この曲の魅力は、派手な展開や大きな高揚ではなく、静かに寄り添うような温度感にある。

アレンジは、華美になりすぎず、それでいて心の輪郭をそっと撫でるような余韻を残す。持田の透明感ある声は、その余白の中でいっそう際立ちながら、リスナーに深い共感を運んだ。

メロディラインは、感情がじわじわと胸の奥に染み込んでくる。特にサビに向かう流れで、ひとつ息を飲むような“耐える強さ”が浮かび上がり、恋の脆さとまっすぐさを同時に抱えたような感覚を呼び起こす。

“あいのり”が生んだ、もうひとつの記憶

『fragile』を語る上で欠かせないのが、やはり『あいのり』の存在だろう。番組で流れるこの曲は、旅の終わりや気持ちのすれ違いといった、視聴者の“切ない記憶”をそっと照らしていた。

当時の恋愛リアリティ番組としては異例の人気を誇っていた『あいのり』は、10代から20代の若い世代を中心に支持され、毎週欠かさず見ていたという人も多い。その中で流れ続けた『fragile』は、番組の“もうひとつの主題”である“誰かを想う痛み”を象徴する楽曲として広く定着していった。

ランキングでの2週連続1位や80万枚以上のセールスは、ELTの人気はもちろん、こうした時代背景と番組との相乗効果が生んだ結果でもあった。

時代が変わっても、冬が来るたびに思い出す歌

2001年のリリースから25年。音楽の聴き方はシングルCDからサブスクへと移り変わり、街の音も、恋の形も、そして“当たり前”の基準さえ変わった。
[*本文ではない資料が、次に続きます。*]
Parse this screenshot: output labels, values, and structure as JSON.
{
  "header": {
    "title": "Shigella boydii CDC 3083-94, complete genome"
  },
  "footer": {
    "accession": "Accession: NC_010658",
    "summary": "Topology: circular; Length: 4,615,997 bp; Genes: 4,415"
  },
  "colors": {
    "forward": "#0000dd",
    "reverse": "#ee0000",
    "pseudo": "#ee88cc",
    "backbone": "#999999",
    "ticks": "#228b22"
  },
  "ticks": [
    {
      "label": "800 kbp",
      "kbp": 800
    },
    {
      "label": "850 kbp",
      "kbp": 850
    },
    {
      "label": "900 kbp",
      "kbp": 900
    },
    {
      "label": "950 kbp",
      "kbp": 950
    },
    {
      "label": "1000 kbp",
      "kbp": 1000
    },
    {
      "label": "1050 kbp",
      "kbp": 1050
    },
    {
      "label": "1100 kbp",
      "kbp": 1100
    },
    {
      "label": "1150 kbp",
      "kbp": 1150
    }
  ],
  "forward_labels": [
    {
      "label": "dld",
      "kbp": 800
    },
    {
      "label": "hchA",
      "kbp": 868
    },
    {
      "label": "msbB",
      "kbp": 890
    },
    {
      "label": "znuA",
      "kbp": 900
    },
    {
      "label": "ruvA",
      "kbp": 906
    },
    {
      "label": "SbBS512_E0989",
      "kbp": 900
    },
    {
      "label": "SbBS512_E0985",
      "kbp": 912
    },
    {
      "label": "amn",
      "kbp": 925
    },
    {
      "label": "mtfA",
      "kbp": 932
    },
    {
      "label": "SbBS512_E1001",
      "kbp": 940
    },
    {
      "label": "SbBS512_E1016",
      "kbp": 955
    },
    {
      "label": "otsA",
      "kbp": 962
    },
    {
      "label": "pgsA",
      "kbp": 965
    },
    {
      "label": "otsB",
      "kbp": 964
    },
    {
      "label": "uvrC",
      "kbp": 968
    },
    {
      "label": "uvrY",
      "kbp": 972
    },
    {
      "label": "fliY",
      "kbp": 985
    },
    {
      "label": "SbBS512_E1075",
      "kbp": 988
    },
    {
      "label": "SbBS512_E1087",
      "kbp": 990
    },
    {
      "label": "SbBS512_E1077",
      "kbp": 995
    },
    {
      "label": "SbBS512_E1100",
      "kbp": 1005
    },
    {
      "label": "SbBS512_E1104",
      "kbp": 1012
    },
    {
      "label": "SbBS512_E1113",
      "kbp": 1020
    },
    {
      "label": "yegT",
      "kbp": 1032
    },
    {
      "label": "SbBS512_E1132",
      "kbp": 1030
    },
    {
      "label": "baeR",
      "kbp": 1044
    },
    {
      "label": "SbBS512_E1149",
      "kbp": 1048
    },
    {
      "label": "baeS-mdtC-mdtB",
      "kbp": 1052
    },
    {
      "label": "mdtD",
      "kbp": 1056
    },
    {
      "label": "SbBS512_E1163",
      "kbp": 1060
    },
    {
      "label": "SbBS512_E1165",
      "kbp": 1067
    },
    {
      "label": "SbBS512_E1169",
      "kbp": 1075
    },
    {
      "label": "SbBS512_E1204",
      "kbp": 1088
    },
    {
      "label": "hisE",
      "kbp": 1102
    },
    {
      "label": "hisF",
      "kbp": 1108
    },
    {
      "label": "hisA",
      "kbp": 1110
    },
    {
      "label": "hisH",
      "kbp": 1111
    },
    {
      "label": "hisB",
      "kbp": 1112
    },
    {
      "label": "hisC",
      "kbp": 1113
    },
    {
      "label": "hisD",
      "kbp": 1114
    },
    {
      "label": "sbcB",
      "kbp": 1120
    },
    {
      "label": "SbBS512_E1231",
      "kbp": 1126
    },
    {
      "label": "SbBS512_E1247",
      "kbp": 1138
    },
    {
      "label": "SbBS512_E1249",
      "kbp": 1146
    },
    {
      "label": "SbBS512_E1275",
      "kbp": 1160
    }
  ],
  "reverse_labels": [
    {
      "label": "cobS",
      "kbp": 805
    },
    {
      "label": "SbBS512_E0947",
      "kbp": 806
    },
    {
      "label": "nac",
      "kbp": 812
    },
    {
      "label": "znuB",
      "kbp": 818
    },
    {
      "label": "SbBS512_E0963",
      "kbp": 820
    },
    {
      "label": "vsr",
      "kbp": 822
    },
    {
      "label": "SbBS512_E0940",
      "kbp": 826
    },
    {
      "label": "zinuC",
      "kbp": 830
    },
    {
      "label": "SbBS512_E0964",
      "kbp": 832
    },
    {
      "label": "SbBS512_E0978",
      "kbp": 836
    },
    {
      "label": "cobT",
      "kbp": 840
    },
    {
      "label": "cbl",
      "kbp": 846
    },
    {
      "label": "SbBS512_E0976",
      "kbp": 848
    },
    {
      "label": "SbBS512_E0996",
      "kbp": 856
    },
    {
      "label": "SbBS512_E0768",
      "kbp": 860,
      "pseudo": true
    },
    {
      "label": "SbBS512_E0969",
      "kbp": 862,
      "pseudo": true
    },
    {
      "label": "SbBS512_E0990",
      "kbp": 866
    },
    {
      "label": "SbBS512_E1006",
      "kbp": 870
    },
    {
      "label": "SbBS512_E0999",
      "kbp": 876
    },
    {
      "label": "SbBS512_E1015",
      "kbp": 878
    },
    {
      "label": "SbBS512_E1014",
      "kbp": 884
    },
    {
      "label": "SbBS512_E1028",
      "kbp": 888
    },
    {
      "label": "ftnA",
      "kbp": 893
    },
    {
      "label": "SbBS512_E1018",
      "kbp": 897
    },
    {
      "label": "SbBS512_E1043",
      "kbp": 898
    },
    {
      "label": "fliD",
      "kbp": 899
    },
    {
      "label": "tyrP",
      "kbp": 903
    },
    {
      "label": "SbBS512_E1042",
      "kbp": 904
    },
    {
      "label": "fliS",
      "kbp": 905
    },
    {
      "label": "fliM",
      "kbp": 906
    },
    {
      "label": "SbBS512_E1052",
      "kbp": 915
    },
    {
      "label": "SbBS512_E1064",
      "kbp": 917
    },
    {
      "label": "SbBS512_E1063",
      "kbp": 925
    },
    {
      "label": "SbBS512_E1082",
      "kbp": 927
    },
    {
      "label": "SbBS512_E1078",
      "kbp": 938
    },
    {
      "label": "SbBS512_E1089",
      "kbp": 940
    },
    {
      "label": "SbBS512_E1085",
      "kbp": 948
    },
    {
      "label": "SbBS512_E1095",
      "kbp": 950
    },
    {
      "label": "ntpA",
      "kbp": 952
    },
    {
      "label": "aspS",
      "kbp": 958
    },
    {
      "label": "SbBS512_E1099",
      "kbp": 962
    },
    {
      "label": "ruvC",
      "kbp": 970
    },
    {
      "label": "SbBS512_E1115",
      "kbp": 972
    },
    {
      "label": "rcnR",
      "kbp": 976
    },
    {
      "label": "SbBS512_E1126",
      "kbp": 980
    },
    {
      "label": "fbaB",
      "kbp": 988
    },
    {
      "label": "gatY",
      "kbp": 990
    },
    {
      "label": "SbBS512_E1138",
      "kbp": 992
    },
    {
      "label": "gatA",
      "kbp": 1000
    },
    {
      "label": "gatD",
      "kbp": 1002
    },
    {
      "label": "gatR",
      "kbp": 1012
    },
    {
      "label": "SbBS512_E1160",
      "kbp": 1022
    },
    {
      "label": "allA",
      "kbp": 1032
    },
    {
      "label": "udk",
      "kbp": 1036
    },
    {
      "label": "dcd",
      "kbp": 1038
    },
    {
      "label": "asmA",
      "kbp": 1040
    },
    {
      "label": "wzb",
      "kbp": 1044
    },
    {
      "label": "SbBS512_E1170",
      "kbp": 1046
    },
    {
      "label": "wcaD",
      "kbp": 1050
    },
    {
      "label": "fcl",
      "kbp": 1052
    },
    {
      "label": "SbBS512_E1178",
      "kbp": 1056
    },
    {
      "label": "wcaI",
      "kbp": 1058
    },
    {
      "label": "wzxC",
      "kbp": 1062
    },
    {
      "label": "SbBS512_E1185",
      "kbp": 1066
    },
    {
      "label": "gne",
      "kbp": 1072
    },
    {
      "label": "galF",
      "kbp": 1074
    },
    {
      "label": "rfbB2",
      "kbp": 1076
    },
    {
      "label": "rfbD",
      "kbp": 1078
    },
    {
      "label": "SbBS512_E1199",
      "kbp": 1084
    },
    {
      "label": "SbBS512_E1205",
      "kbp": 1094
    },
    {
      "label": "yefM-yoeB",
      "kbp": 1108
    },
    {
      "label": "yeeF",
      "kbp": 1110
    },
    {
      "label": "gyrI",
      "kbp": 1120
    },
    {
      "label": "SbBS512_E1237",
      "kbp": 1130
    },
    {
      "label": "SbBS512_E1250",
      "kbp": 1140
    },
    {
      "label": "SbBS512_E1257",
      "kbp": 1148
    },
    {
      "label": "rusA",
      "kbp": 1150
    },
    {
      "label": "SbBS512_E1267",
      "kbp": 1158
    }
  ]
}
それでも『fragile』は、冬の空気を思い出すように、静かに再生され続けている。

あの年の冬を思い出す人も、初めて触れる人も、きっと同じ温度で胸が締めつけられる。音楽が時代を超えるとは、こういう瞬間のことを言うのかもしれない。


※この記事は執筆時点の情報に基づいています。